As in other regulatory regimes, enforceable undertakings would not save a person in breach of the Act from negative publicity. The Bill specifically provides that the regulator must publish a notice of the decision to accept an enforceable undertaking, and a summary of the relevant information or a copy of the undertaking (including any variations).

Injunctive relief

At present, the OIO has no explicit statutory power to apply for injunctive relief from the court to either prevent or require certain action. Rather, injunctions are sought and granted in reliance on the court's inherent jurisdiction. The Bill introduces an explicit power for the OIO (or any other person) to seek injunctive relief. Again, while not addressed in the 2019 consultation, this power was flagged by Treasury in late 2019.
 
The injunctive relief provisions demonstrate a further intention to align the OIO with other large regulators; the powers are consistent with similar powers given to regulators under the Commerce Act 1986 and the Financial Markets Conduct Act 2013.
 
A key difference from the status quo is that the court must not (as a condition of granting the interim injunction) require the OIO to give an undertaking to pay damages, in order to compensate the party the subject to the injunction for any damages sustained. Such undertakings are usually required under the court's inherent jurisdiction. Again, this revised position aligns with the Commerce Commission regime, which is similarly exempt from undertakings as to damages.

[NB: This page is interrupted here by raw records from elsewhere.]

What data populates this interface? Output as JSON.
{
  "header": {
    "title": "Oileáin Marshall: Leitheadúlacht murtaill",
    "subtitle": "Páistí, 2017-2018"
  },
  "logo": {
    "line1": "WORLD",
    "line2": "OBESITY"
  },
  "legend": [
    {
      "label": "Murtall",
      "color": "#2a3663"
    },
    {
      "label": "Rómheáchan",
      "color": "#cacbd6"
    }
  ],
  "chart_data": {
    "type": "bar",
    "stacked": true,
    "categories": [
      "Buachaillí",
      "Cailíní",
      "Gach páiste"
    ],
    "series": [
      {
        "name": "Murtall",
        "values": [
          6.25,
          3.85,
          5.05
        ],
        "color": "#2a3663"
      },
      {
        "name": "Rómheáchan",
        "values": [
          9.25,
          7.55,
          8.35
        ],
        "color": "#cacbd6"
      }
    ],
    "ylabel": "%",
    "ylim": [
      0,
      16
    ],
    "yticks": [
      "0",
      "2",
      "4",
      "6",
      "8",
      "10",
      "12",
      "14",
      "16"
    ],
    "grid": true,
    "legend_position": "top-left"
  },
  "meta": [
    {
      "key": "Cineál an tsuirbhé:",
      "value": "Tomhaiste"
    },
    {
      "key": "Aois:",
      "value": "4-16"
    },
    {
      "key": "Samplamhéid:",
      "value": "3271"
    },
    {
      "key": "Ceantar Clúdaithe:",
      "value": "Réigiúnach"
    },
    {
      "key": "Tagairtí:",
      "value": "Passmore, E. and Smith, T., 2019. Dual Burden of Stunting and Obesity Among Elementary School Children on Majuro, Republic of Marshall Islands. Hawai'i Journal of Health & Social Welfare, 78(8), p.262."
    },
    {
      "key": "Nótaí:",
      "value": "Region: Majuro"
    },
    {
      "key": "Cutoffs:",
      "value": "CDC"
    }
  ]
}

Commencement and transitional arrangements

Commencement

Commencement of the Bill is staggered. Provisions relating to the national interest test, farm land advertising and special land/fresh or seawater areas come into effect no later than six months after commencement or earlier date by Order in Council, and provisions relating to the call-in powers and benefit test 12 months after commencement or earlier date by Order in Council.

Transitional arrangements
The Bill sets out how the amendments will apply to existing transactions, applications and contraventions in Schedule 1AA. Importantly, as with the Phase I reforms, the amended provisions will not apply to existing transactions and applications. That is, the amended Act will only apply to transactions entered into or applications received on or after the commencement.
 
In relation to enforcement, the old Act will continue to apply to contraventions that occurred prior to commencement with the exception of enforceable undertakings, which will be available to address prior contraventions.
 
The transitional arrangements ensure the Bill does not have retrospective effect to avoid disadvantage to applicants (consistent with constitutional conventions that retrospective legislation should be avoided). However, retrospective application can be appropriate where there is a benefit to applicants – for example, if an existing consent holder or applicant is no longer an overseas person. The Bill addresses this by providing that persons who cease to be overseas persons on commencement of the Amendment Act may apply for variations to consents granted while they were an overseas persons (eg, to relieve the consent holder from compliance with certain conditions), although there is no obligation for such variations to be granted. Further amendments may be required to the Bill to clarify what happens with transactions that are completed before commencement but before consent is obtained, and after commencement would not otherwise be required to obtain consent.
 
Finally, the transitional arrangements clarify that an applicant must first meet the new investor test before relying on the repeat investor test provisions (discussed in Article 3) and that circumstances and events prior to the Act will still be relevant to the new benefit and investor test assessments (eg, for the counterfactual/previous convictions).